To say Bodiford is driven would be an understatement. After the season ended, he went back to Portland State for winter session. He is three classes short of a degree in communications.

His toughness goes without saying.

"You remember Michael Bates?" said special-teams coach Mike Stock, referring to the five-time Pro Bowl kickoff returner and coverage ace. "We had him in Washington and he was an L5. I'm bringing up Bates because this kid can do the same thing inside."

And strength coach Rock Gullickson said Bodiford was as consistent and hard-working as anyone during the off-season.

"I really don't have any doubts about that kid," Gullickson said. "You wish they were all like him."

Back in Seattle's Central District, Bodiford used to watch the NFL as if it were Mars.
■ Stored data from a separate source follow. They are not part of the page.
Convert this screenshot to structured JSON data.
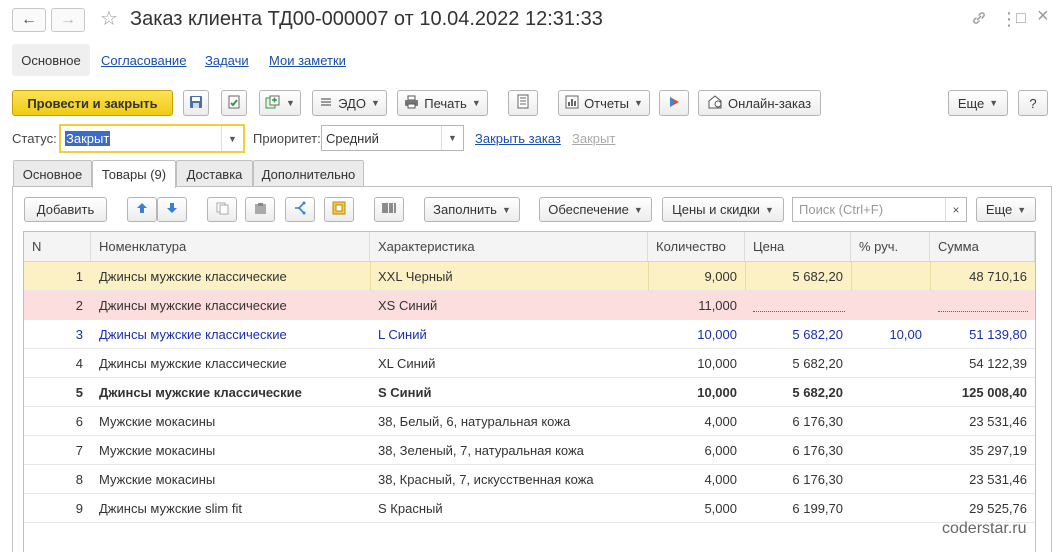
{
  "window": {
    "title": "Заказ клиента ТД00-000007 от 10.04.2022 12:31:33",
    "back_icon": "←",
    "forward_icon": "→",
    "star_icon": "☆",
    "link_icon": "🔗",
    "more_icon": "⋮",
    "maximize_icon": "□",
    "close_icon": "×"
  },
  "section_nav": {
    "items": [
      "Основное",
      "Согласование",
      "Задачи",
      "Мои заметки"
    ]
  },
  "toolbar": {
    "post_close": "Провести и закрыть",
    "edo": "ЭДО",
    "print": "Печать",
    "reports": "Отчеты",
    "online_order": "Онлайн-заказ",
    "more": "Еще",
    "help": "?"
  },
  "form": {
    "status_label": "Статус:",
    "status_value": "Закрыт",
    "priority_label": "Приоритет:",
    "priority_value": "Средний",
    "close_order_link": "Закрыть заказ",
    "closed_link": "Закрыт"
  },
  "tabs": [
    "Основное",
    "Товары (9)",
    "Доставка",
    "Дополнительно"
  ],
  "table_toolbar": {
    "add": "Добавить",
    "fill": "Заполнить",
    "supply": "Обеспечение",
    "prices": "Цены и скидки",
    "search_placeholder": "Поиск (Ctrl+F)",
    "search_clear": "×",
    "more": "Еще"
  },
  "table": {
    "columns": [
      "N",
      "Номенклатура",
      "Характеристика",
      "Количество",
      "Цена",
      "% руч.",
      "Сумма"
    ],
    "rows": [
      {
        "n": "1",
        "item": "Джинсы мужские классические",
        "char": "XXL Черный",
        "qty": "9,000",
        "price": "5 682,20",
        "pct": "",
        "sum": "48 710,16"
      },
      {
        "n": "2",
        "item": "Джинсы мужские классические",
        "char": "XS Синий",
        "qty": "11,000",
        "price": "",
        "pct": "",
        "sum": ""
      },
      {
        "n": "3",
        "item": "Джинсы мужские классические",
        "char": "L Синий",
        "qty": "10,000",
        "price": "5 682,20",
        "pct": "10,00",
        "sum": "51 139,80"
      },
      {
        "n": "4",
        "item": "Джинсы мужские классические",
        "char": "XL Синий",
        "qty": "10,000",
        "price": "5 682,20",
        "pct": "",
        "sum": "54 122,39"
      },
      {
        "n": "5",
        "item": "Джинсы мужские классические",
        "char": "S Синий",
        "qty": "10,000",
        "price": "5 682,20",
        "pct": "",
        "sum": "125 008,40"
      },
      {
        "n": "6",
        "item": "Мужские мокасины",
        "char": "38, Белый, 6, натуральная кожа",
        "qty": "4,000",
        "price": "6 176,30",
        "pct": "",
        "sum": "23 531,46"
      },
      {
        "n": "7",
        "item": "Мужские мокасины",
        "char": "38, Зеленый, 7, натуральная кожа",
        "qty": "6,000",
        "price": "6 176,30",
        "pct": "",
        "sum": "35 297,19"
      },
      {
        "n": "8",
        "item": "Мужские мокасины",
        "char": "38, Красный, 7, искусственная кожа",
        "qty": "4,000",
        "price": "6 176,30",
        "pct": "",
        "sum": "23 531,46"
      },
      {
        "n": "9",
        "item": "Джинсы мужские slim fit",
        "char": "S Красный",
        "qty": "5,000",
        "price": "6 199,70",
        "pct": "",
        "sum": "29 525,76"
      }
    ]
  },
  "watermark": "coderstar.ru",
  "colors": {
    "accent_yellow": "#f1cb10",
    "selected_row": "#fcf1c5",
    "error_row": "#fddede",
    "manual_row_text": "#1a2fb0",
    "link": "#1a4fad"
  }
}
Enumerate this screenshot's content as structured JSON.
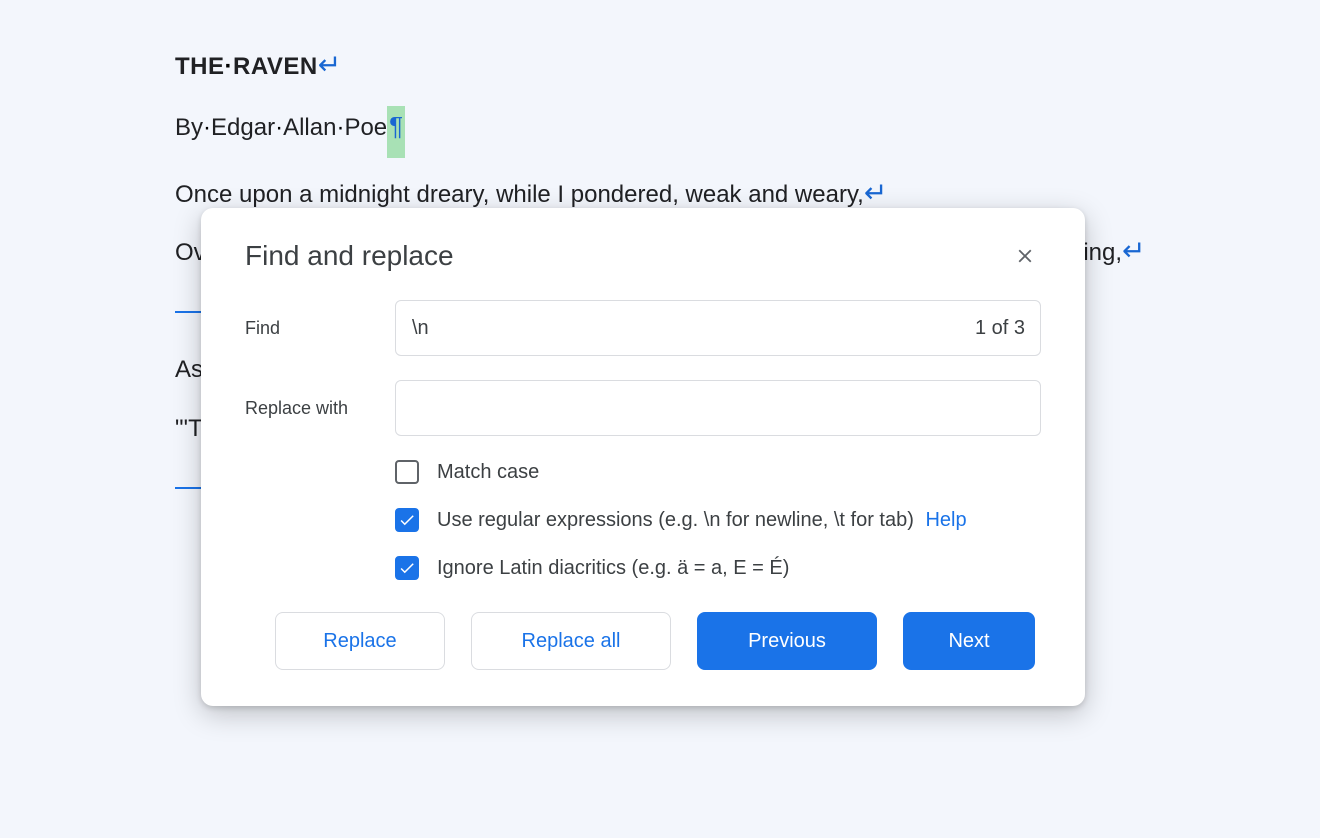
{
  "document": {
    "title_parts": [
      "THE",
      "RAVEN"
    ],
    "author_parts": [
      "By",
      "Edgar",
      "Allan",
      "Poe"
    ],
    "line2": "Once upon a midnight dreary, while I pondered, weak and weary,",
    "line3_left": "Ov",
    "line3_right": "ping,",
    "line4_left": "As",
    "line5_left": "\"'T"
  },
  "dialog": {
    "title": "Find and replace",
    "find_label": "Find",
    "find_value": "\\n",
    "find_count": "1 of 3",
    "replace_label": "Replace with",
    "replace_value": "",
    "options": {
      "match_case": {
        "label": "Match case",
        "checked": false
      },
      "regex": {
        "label": "Use regular expressions (e.g. \\n for newline, \\t for tab)",
        "checked": true,
        "help_text": "Help"
      },
      "diacritics": {
        "label": "Ignore Latin diacritics (e.g. ä = a, E = É)",
        "checked": true
      }
    },
    "buttons": {
      "replace": "Replace",
      "replace_all": "Replace all",
      "previous": "Previous",
      "next": "Next"
    }
  }
}
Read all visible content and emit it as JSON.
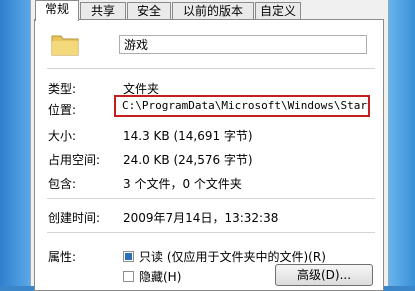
{
  "tabs": [
    "常规",
    "共享",
    "安全",
    "以前的版本",
    "自定义"
  ],
  "name_value": "游戏",
  "properties": {
    "type_label": "类型:",
    "type_value": "文件夹",
    "location_label": "位置:",
    "location_value": "C:\\ProgramData\\Microsoft\\Windows\\Start Me",
    "size_label": "大小:",
    "size_value": "14.3 KB (14,691 字节)",
    "disk_label": "占用空间:",
    "disk_value": "24.0 KB (24,576 字节)",
    "contains_label": "包含:",
    "contains_value": "3 个文件，0 个文件夹",
    "created_label": "创建时间:",
    "created_value": "2009年7月14日，13:32:38"
  },
  "attributes": {
    "label": "属性:",
    "readonly_label": "只读 (仅应用于文件夹中的文件)(R)",
    "readonly_checked": true,
    "hidden_label": "隐藏(H)",
    "hidden_checked": false,
    "advanced_button": "高级(D)..."
  },
  "colors": {
    "highlight_border": "#c41e1e",
    "accent": "#2f6fb6"
  }
}
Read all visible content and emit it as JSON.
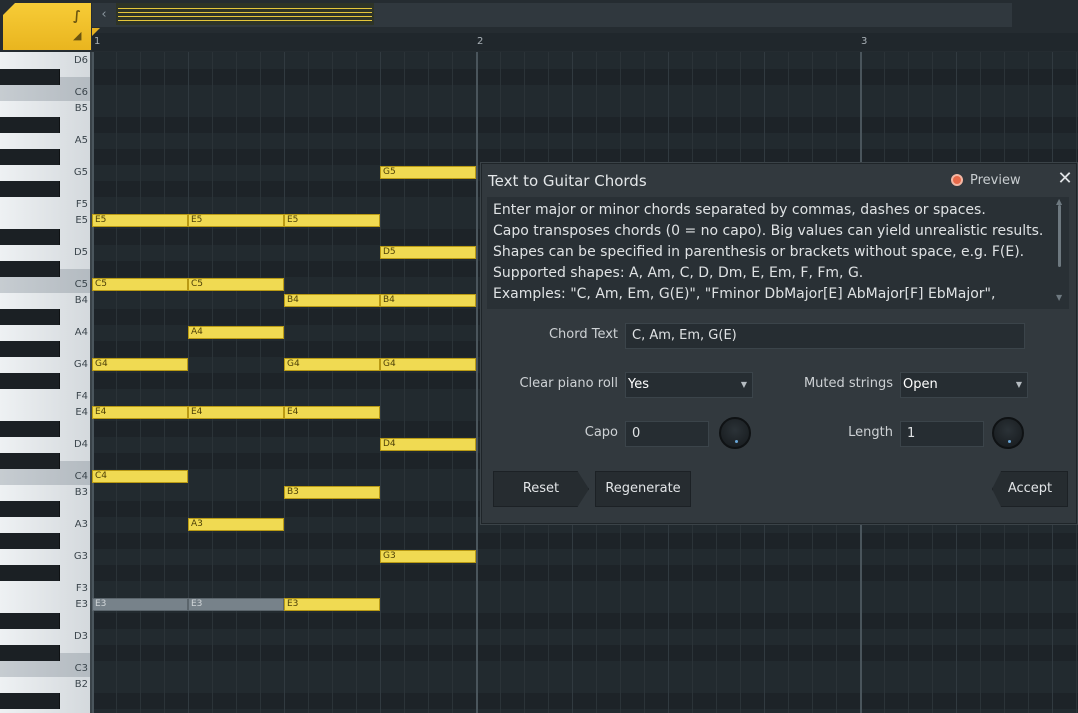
{
  "ruler": {
    "bar_numbers": [
      "1",
      "2",
      "3"
    ]
  },
  "toolbar": {
    "scroll_arrow": "‹",
    "tool_glyph_1": "∫",
    "tool_glyph_2": "◢"
  },
  "piano": {
    "key_labels": [
      "D6",
      "C6",
      "B5",
      "A5",
      "G5",
      "F5",
      "E5",
      "D5",
      "C5",
      "B4",
      "A4",
      "G4",
      "F4",
      "E4",
      "D4",
      "C4",
      "B3",
      "A3",
      "G3",
      "F3",
      "E3",
      "D3",
      "C3",
      "B2"
    ]
  },
  "notes": [
    {
      "label": "G5",
      "row": 4,
      "col": 3
    },
    {
      "label": "E5",
      "row": 6,
      "col": 0
    },
    {
      "label": "E5",
      "row": 6,
      "col": 1
    },
    {
      "label": "E5",
      "row": 6,
      "col": 2
    },
    {
      "label": "D5",
      "row": 7,
      "col": 3
    },
    {
      "label": "C5",
      "row": 8,
      "col": 0
    },
    {
      "label": "C5",
      "row": 8,
      "col": 1
    },
    {
      "label": "B4",
      "row": 9,
      "col": 2
    },
    {
      "label": "B4",
      "row": 9,
      "col": 3
    },
    {
      "label": "A4",
      "row": 10,
      "col": 1
    },
    {
      "label": "G4",
      "row": 11,
      "col": 0
    },
    {
      "label": "G4",
      "row": 11,
      "col": 2
    },
    {
      "label": "G4",
      "row": 11,
      "col": 3
    },
    {
      "label": "E4",
      "row": 13,
      "col": 0
    },
    {
      "label": "E4",
      "row": 13,
      "col": 1
    },
    {
      "label": "E4",
      "row": 13,
      "col": 2
    },
    {
      "label": "D4",
      "row": 14,
      "col": 3
    },
    {
      "label": "C4",
      "row": 15,
      "col": 0
    },
    {
      "label": "B3",
      "row": 16,
      "col": 2
    },
    {
      "label": "A3",
      "row": 17,
      "col": 1
    },
    {
      "label": "G3",
      "row": 18,
      "col": 3
    },
    {
      "label": "E3",
      "row": 20,
      "col": 0,
      "ghost": true
    },
    {
      "label": "E3",
      "row": 20,
      "col": 1,
      "ghost": true
    },
    {
      "label": "E3",
      "row": 20,
      "col": 2
    }
  ],
  "dialog": {
    "title": "Text to Guitar Chords",
    "preview_label": "Preview",
    "close_glyph": "✕",
    "description": [
      "Enter major or minor chords separated by commas, dashes or spaces.",
      "Capo transposes chords (0 = no capo). Big values can yield unrealistic results.",
      "Shapes can be specified in parenthesis or brackets without space, e.g. F(E).",
      "Supported shapes: A, Am, C, D, Dm, E, Em, F, Fm, G.",
      "Examples: \"C, Am, Em, G(E)\", \"Fminor DbMajor[E] AbMajor[F] EbMajor\","
    ],
    "chord_text_label": "Chord Text",
    "chord_text_value": "C, Am, Em, G(E)",
    "clear_piano_roll_label": "Clear piano roll",
    "clear_piano_roll_value": "Yes",
    "muted_strings_label": "Muted strings",
    "muted_strings_value": "Open",
    "capo_label": "Capo",
    "capo_value": "0",
    "length_label": "Length",
    "length_value": "1",
    "reset_label": "Reset",
    "regenerate_label": "Regenerate",
    "accept_label": "Accept"
  }
}
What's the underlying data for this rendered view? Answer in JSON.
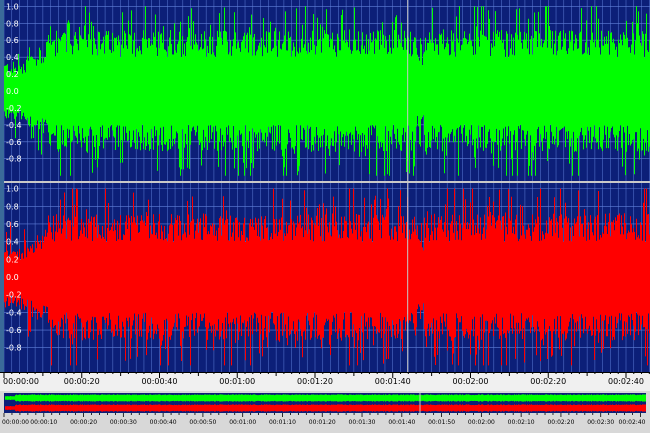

The journey he has taken from Washington to Wisconsin sometimes must seem like Earth to outer space.

"I just have that feeling . . . that I can be a great receiver," he said. "One day my name's going to be just like Donald Driver's and Charles Woodson's and Al Harris'. I got a rough exterior, you know? But inside I'm a little softie."

Brandon494
08-11-2007, 01:29 PM
I really like this guy, its between him and clowney for the last roster spot but I really hope they decide to keep them both.

Carolina_Packer
08-11-2007, 01:51 PM
Yeah, do something creative like using Clark Harris as the long snapper and keeping him as a backup TE, instead of having Rob Davis as a dedicated Long Snapper. Then you can keep a guy like Clowney or whoever on the active roster.